On Monday, Brent crude rallied to 116.50 USD per barrel (USD/bbl), i.e. to the highest level in about six months (see the chart). This time, media brought out an attack on a pipeline in Nigeria and cold winter in Europe as the main causes of the price spike. The US benchmark WTI lagged behind its peer and the spread between Brent and WTI thus widened to a 3.5 month high.
Meanwhile, FT cited two executives of European refineries who admitted they were in talks with Saudis to switch from Iranian crude. According to US DOE/EIA, Iran was the second largest supplier of oil among the OPEC countries to OECD Europe in 2011.
Copper edged lower on Monday amidst uncertainty on the outcome of the Greek debt negations. LME benchmark copper thus closed just shy of 8500 USD per ton level.

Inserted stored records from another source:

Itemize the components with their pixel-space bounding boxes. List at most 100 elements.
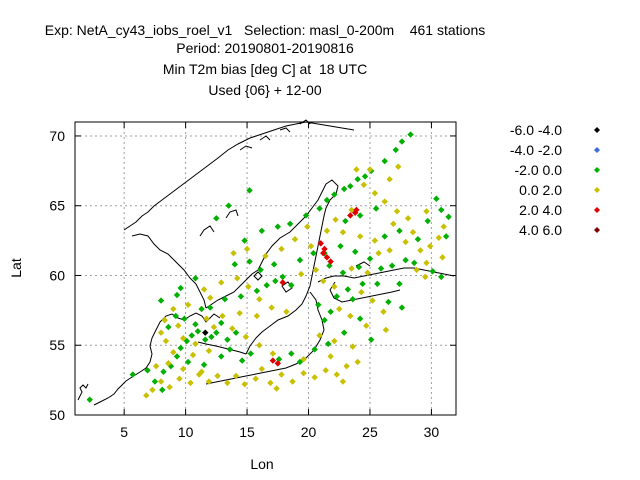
station-point	[238, 357, 246, 364]
station-point	[361, 173, 369, 180]
x-tick-label: 20	[301, 424, 317, 440]
station-point	[291, 236, 299, 243]
station-point	[224, 379, 231, 387]
station-point	[356, 233, 364, 240]
plot-frame	[74, 121, 457, 416]
station-point	[327, 308, 334, 315]
station-point	[206, 304, 214, 311]
station-point	[165, 360, 172, 367]
station-point	[157, 378, 165, 385]
station-point	[321, 316, 328, 324]
station-point	[219, 312, 226, 320]
station-point	[331, 191, 338, 198]
station-point	[372, 205, 380, 212]
station-point	[404, 215, 412, 222]
station-point	[426, 242, 434, 250]
station-point	[205, 347, 213, 355]
station-point	[189, 351, 197, 359]
station-point	[278, 245, 285, 253]
station-point	[236, 309, 243, 317]
station-point	[221, 295, 229, 303]
station-point	[445, 213, 452, 221]
station-point	[302, 212, 310, 219]
station-point	[270, 261, 278, 268]
station-point	[336, 305, 343, 313]
station-point	[323, 254, 331, 261]
x-tick-label: 30	[424, 424, 440, 440]
legend: -6.0 -4.0 -4.0 -2.0 -2.0 0.0 0.0 2.0 2.0 4.0…	[510, 122, 600, 238]
station-point	[175, 322, 182, 329]
station-point	[157, 329, 165, 336]
station-point	[381, 233, 388, 240]
station-point	[438, 206, 445, 214]
station-point	[322, 367, 329, 374]
station-point	[354, 358, 361, 366]
station-point	[323, 196, 331, 204]
station-point	[409, 229, 417, 236]
station-point	[297, 270, 305, 278]
x-tick-label: 5	[120, 424, 128, 440]
station-point	[340, 329, 348, 336]
station-point	[274, 360, 281, 367]
legend-marker	[594, 167, 600, 173]
station-point	[424, 217, 431, 225]
station-point	[366, 255, 374, 262]
station-point	[181, 315, 188, 322]
station-point	[396, 227, 403, 235]
station-point	[324, 340, 332, 348]
station-point	[246, 258, 253, 265]
station-point	[198, 305, 205, 313]
station-point	[331, 337, 338, 345]
station-point	[232, 329, 240, 336]
station-point	[86, 396, 93, 403]
station-point	[289, 378, 296, 385]
station-point	[304, 223, 311, 230]
station-point	[349, 295, 356, 303]
axis-ticks: 5 10 15 20 25 30 50 55 60 65 70	[49, 122, 456, 440]
station-point	[347, 182, 354, 190]
chart-header-used: Used {06} + 12-00	[208, 82, 322, 98]
station-point	[283, 308, 290, 315]
station-point	[311, 374, 318, 381]
y-tick-label: 50	[49, 407, 65, 423]
station-point	[407, 131, 414, 138]
station-point	[256, 295, 263, 303]
station-point	[253, 287, 261, 295]
station-point	[206, 294, 214, 301]
station-point	[152, 362, 160, 370]
station-point	[231, 261, 238, 268]
station-point	[157, 297, 165, 304]
station-point	[433, 195, 440, 202]
station-point	[192, 275, 199, 282]
station-point	[353, 166, 360, 173]
station-point	[274, 223, 281, 230]
station-point	[258, 365, 266, 373]
station-point	[393, 208, 401, 215]
station-point	[218, 279, 225, 286]
station-point	[367, 336, 375, 343]
station-point	[366, 166, 374, 173]
station-point	[177, 284, 184, 292]
station-point	[371, 237, 379, 244]
station-point	[192, 340, 199, 348]
station-point	[245, 283, 252, 290]
station-point	[176, 375, 183, 382]
station-point	[230, 249, 237, 257]
station-point	[237, 293, 245, 300]
station-point	[296, 358, 304, 366]
station-point	[388, 262, 396, 269]
station-point	[225, 202, 232, 209]
station-point	[179, 335, 187, 342]
station-point	[210, 323, 218, 331]
station-point	[296, 256, 304, 264]
station-point	[422, 273, 429, 281]
station-point	[288, 350, 295, 357]
station-point	[288, 282, 295, 289]
station-point	[214, 372, 221, 380]
station-point	[192, 321, 199, 328]
station-point	[272, 277, 279, 285]
station-point	[232, 372, 240, 380]
station-point	[177, 344, 184, 352]
station-point	[327, 258, 334, 265]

Regarding the China’s demand after return from holidays, the trading activity seems to be muted for the time being – a sharp built in SHFE stocks over past few months together with LME premium over SHFE and weak time structure in Shanghai (contango) weigh on the attractiveness of the red metal for China’s buyers. This week’s eye-catcher will be the figure on China’s imports for January (due to Friday).

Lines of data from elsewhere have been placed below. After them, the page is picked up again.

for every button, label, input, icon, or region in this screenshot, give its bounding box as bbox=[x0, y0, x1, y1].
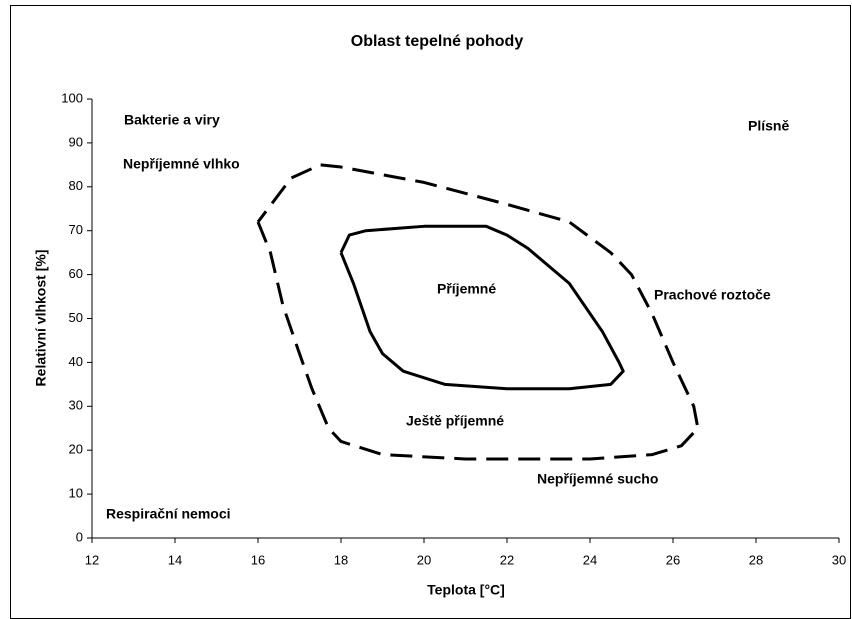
y-tick-label: 40 bbox=[69, 354, 83, 369]
y-tick-label: 60 bbox=[69, 266, 83, 281]
x-tick-label: 30 bbox=[832, 552, 846, 567]
y-tick-label: 70 bbox=[69, 222, 83, 237]
x-axis-label: Teplota [°C] bbox=[427, 582, 505, 598]
y-tick-label: 80 bbox=[69, 178, 83, 193]
x-tick-label: 14 bbox=[168, 552, 182, 567]
annotation: Nepříjemné sucho bbox=[537, 471, 658, 487]
y-tick-label: 90 bbox=[69, 134, 83, 149]
x-tick-label: 20 bbox=[417, 552, 431, 567]
annotation: Respirační nemoci bbox=[106, 506, 231, 522]
x-tick-label: 26 bbox=[666, 552, 680, 567]
y-tick-label: 10 bbox=[69, 486, 83, 501]
zone-curve bbox=[256, 163, 700, 461]
x-tick-label: 24 bbox=[583, 552, 597, 567]
chart-frame bbox=[10, 5, 851, 619]
x-tick-label: 18 bbox=[334, 552, 348, 567]
y-tick-label: 50 bbox=[69, 310, 83, 325]
annotation: Prachové roztoče bbox=[654, 287, 771, 303]
x-tick-label: 28 bbox=[749, 552, 763, 567]
x-tick-label: 22 bbox=[500, 552, 514, 567]
y-axis-label: Relativní vlhkost [%] bbox=[33, 250, 49, 387]
annotation: Nepříjemné vlhko bbox=[123, 156, 240, 172]
annotation: Příjemné bbox=[437, 281, 496, 297]
annotation: Ještě příjemné bbox=[406, 413, 504, 429]
y-tick-label: 20 bbox=[69, 442, 83, 457]
chart-title: Oblast tepelné pohody bbox=[351, 33, 524, 50]
zone-curve bbox=[339, 224, 625, 391]
annotation: Bakterie a viry bbox=[124, 112, 220, 128]
y-tick-label: 30 bbox=[69, 398, 83, 413]
x-tick-label: 16 bbox=[251, 552, 265, 567]
annotation: Plísně bbox=[748, 118, 789, 134]
x-tick-label: 12 bbox=[85, 552, 99, 567]
y-tick-label: 100 bbox=[61, 90, 83, 105]
y-tick-label: 0 bbox=[76, 529, 83, 544]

Gold price slightly eased on Monday and in intraday trading even hit one-week low. Gold is hovering at 1720 USD per troy ounce level (USD/toz) as better than expected payrolls report on Friday undermined the price of the yellow metal on Friday. The better than expected US data and decreasing unemployment mitigated market bets on the QE III which had fuelled the rally back in the end of January.